Firmar con prisas sale caro
Encontrar piso de alquiler puede ser una carrera de obstáculos: mucha demanda, pocos inmuebles y visitas exprés. En ese contexto, es fácil caer en el “lo firmo y ya está”. Sin embargo, dedicar un rato a revisar bien el contrato y el estado de la vivienda puede ahorrarte meses de problemas.
Te proponemos una checklist legal y práctica que conviene repasar antes de firmar.
1. Identidad del propietario y del arrendatario
Comprueba que:
- Quien firma como propietario es realmente el titular del inmueble o tiene poder para alquilarlo.
- En el contrato figura correctamente tu nombre completo, DNI y domicilio a efectos de notificaciones.
Si firma una agencia en nombre del propietario, pide ver la autorización o el encargo.
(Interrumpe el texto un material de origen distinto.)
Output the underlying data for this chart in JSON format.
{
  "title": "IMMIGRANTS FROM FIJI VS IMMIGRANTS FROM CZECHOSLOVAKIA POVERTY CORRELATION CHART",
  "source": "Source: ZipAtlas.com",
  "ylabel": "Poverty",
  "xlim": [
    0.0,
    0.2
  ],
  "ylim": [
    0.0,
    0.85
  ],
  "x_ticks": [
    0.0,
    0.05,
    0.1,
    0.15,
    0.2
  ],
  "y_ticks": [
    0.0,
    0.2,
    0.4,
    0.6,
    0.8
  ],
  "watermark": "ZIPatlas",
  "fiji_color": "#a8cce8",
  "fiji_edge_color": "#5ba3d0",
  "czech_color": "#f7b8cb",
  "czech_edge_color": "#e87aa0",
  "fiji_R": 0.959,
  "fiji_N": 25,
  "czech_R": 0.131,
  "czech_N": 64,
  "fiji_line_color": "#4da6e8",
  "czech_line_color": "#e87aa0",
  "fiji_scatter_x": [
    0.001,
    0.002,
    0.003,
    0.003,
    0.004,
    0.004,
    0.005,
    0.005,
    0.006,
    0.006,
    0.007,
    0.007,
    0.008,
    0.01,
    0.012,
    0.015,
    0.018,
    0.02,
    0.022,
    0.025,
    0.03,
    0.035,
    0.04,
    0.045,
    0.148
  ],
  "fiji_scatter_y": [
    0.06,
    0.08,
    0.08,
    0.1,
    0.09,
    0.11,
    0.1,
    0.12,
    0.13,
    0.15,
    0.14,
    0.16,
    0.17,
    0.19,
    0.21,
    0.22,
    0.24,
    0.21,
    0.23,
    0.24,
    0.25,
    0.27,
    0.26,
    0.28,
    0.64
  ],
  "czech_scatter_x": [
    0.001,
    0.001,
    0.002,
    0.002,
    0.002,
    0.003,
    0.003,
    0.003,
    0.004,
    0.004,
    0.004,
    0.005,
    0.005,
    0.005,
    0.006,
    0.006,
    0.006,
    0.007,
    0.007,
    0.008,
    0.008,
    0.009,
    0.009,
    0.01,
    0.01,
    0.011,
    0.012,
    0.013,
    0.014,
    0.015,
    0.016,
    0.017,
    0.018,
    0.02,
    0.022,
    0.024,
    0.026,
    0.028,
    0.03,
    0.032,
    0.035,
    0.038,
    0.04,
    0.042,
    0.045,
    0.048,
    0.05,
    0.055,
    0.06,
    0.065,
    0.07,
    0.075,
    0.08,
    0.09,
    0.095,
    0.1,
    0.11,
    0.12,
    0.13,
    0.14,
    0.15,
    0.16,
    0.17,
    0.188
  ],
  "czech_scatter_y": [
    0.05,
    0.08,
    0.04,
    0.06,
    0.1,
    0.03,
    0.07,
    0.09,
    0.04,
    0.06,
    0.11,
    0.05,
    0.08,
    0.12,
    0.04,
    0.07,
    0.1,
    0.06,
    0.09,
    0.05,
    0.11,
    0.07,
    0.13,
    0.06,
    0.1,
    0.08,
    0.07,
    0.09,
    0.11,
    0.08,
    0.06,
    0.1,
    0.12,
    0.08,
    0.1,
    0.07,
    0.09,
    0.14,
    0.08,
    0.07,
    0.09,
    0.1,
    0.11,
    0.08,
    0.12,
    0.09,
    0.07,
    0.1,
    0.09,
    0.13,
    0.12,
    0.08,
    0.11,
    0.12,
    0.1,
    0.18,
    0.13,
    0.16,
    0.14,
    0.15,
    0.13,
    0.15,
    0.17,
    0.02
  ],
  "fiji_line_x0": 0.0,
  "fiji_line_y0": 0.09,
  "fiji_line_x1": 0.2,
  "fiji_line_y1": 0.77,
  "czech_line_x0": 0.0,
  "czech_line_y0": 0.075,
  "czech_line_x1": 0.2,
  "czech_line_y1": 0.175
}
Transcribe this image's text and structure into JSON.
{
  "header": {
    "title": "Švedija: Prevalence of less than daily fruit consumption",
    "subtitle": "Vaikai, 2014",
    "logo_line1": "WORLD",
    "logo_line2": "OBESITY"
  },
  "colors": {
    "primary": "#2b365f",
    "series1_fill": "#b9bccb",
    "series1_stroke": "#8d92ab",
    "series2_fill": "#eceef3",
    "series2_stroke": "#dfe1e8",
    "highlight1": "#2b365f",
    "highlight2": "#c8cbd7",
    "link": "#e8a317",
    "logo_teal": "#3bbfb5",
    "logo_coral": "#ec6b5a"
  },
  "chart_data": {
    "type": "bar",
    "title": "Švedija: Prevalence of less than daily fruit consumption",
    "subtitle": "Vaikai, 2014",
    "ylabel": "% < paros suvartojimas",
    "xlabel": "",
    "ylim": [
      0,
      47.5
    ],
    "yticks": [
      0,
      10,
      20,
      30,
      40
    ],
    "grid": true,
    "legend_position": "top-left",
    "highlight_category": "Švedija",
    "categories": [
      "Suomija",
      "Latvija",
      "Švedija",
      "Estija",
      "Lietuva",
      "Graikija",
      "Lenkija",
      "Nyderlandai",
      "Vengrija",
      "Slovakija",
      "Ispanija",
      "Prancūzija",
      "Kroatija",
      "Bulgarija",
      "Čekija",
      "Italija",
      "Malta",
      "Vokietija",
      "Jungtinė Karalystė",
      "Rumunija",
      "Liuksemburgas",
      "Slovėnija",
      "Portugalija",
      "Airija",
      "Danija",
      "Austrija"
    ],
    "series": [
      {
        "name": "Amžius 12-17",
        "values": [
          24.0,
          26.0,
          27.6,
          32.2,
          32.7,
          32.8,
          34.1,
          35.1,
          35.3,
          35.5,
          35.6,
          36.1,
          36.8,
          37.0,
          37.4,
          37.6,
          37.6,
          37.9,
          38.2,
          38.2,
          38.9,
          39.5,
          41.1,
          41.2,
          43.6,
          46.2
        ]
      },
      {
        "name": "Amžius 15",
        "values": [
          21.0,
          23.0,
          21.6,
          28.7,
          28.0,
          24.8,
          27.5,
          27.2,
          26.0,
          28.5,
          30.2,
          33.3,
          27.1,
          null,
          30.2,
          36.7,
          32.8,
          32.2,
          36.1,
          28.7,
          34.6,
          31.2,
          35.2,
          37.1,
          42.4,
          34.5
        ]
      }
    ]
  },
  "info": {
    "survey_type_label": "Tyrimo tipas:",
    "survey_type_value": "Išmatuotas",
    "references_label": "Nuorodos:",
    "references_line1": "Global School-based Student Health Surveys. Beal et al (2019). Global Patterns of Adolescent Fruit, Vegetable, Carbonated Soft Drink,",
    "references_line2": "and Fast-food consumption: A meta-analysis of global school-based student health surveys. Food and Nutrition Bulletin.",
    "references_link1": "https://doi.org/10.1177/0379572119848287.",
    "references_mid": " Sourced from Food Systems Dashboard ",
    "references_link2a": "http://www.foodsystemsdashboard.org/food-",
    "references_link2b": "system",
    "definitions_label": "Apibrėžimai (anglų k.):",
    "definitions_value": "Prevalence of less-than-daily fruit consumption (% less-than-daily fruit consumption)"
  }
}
2. Descripción de la vivienda y anexos
El contrato debe identificar bien el inmueble:
- Dirección completa, planta, puerta.
- Elementos anexos: trastero, garaje, terraza de uso privativo, etc.
- Superficie aproximada y referencia catastral, si se incluye.
Cuanto más clara sea la descripción, menos dudas habrá sobre qué está exactamente alquilado.
3. Renta, fianza y otras cantidades
Antes de firmar, ten clarísimo:
- Importe de la renta mensual.
- Fecha y forma de pago (transferencia, domiciliación…).
- Cuánto se entrega en concepto de fianza y si se exige algún depósito adicional.
- Si hay comisión de agencia y quién la paga.
Pide siempre recibo o justificante de todo lo que entregues.
4. Gastos incluidos y excluidos
Uno de los puntos que más conflictos genera es quién paga qué. Aclara por escrito:
- Si la comunidad de propietarios está incluida en la renta o se paga aparte.
- Quién paga el IBI y otras tasas municipales.
- Quién asume los suministros (luz, agua, gas, internet).
- Si hay derramas extraordinarias y quién se hace cargo.
5. Estado de la vivienda: inventario y fotografías
Antes de firmar o, como muy tarde, el día de la entrada, conviene:
- Hacer un inventario detallado del mobiliario y electrodomésticos, indicando su estado.
- Tomar fotografías o vídeos de la vivienda, especialmente de zonas delicadas (baños, cocina, humedades…).
- Anotar desperfectos previos para que no se te imputen al final del contrato.
Este inventario puede adjuntarse al contrato como anexo firmado por ambas partes.
6. Cláusulas sobre obras, mascotas y subarriendo
Revisa qué dice el contrato sobre:
- Obras y mejoras en la vivienda.
- Tenencia de mascotas y posibles restricciones.
- Subarriendo o alquiler de habitaciones, especialmente si compartes piso.
Si algo es importante para ti (tener animales, poder teletrabajar con cierta instalación, etc.), asegúrate de que el contrato no lo prohíbe expresamente.
7. Duración, prórrogas y penalizaciones
Comprueba:
- La duración inicial del contrato.
- Las prórrogas legales que te corresponden como inquilino.
- Si hay penalizaciones por marcharte antes de tiempo y a partir de qué momento puedes desistir sin coste o con coste limitado.
8. Certificado de eficiencia energética y cédula de habitabilidad
Es recomendable comprobar que la vivienda:
- Cuenta con certificado de eficiencia energética.
- Dispone de la cédula o licencia de ocupación que acredite que es habitable según la normativa local.
9. Preguntar todas las dudas antes de firmar
Si algo no entiendes, no lo firmes “porque lo hace todo el mundo”. Puedes:
- Pedir que te envíen el borrador con antelación.
- Consultarlo con un abogado de vivienda o una asociación de consumidores.
- Negociar la redacción de alguna cláusula conflictiva.
Conclusión
Firmar un contrato de alquiler con prisas y sin revisar detalles es una de las causas más frecuentes de conflictos entre inquilinos y propietarios. Dedicar una tarde a revisar el documento, aclarar quién paga cada gasto y dejar constancia del estado de la vivienda es la mejor inversión para vivir tranquilo durante todo el arrendamiento.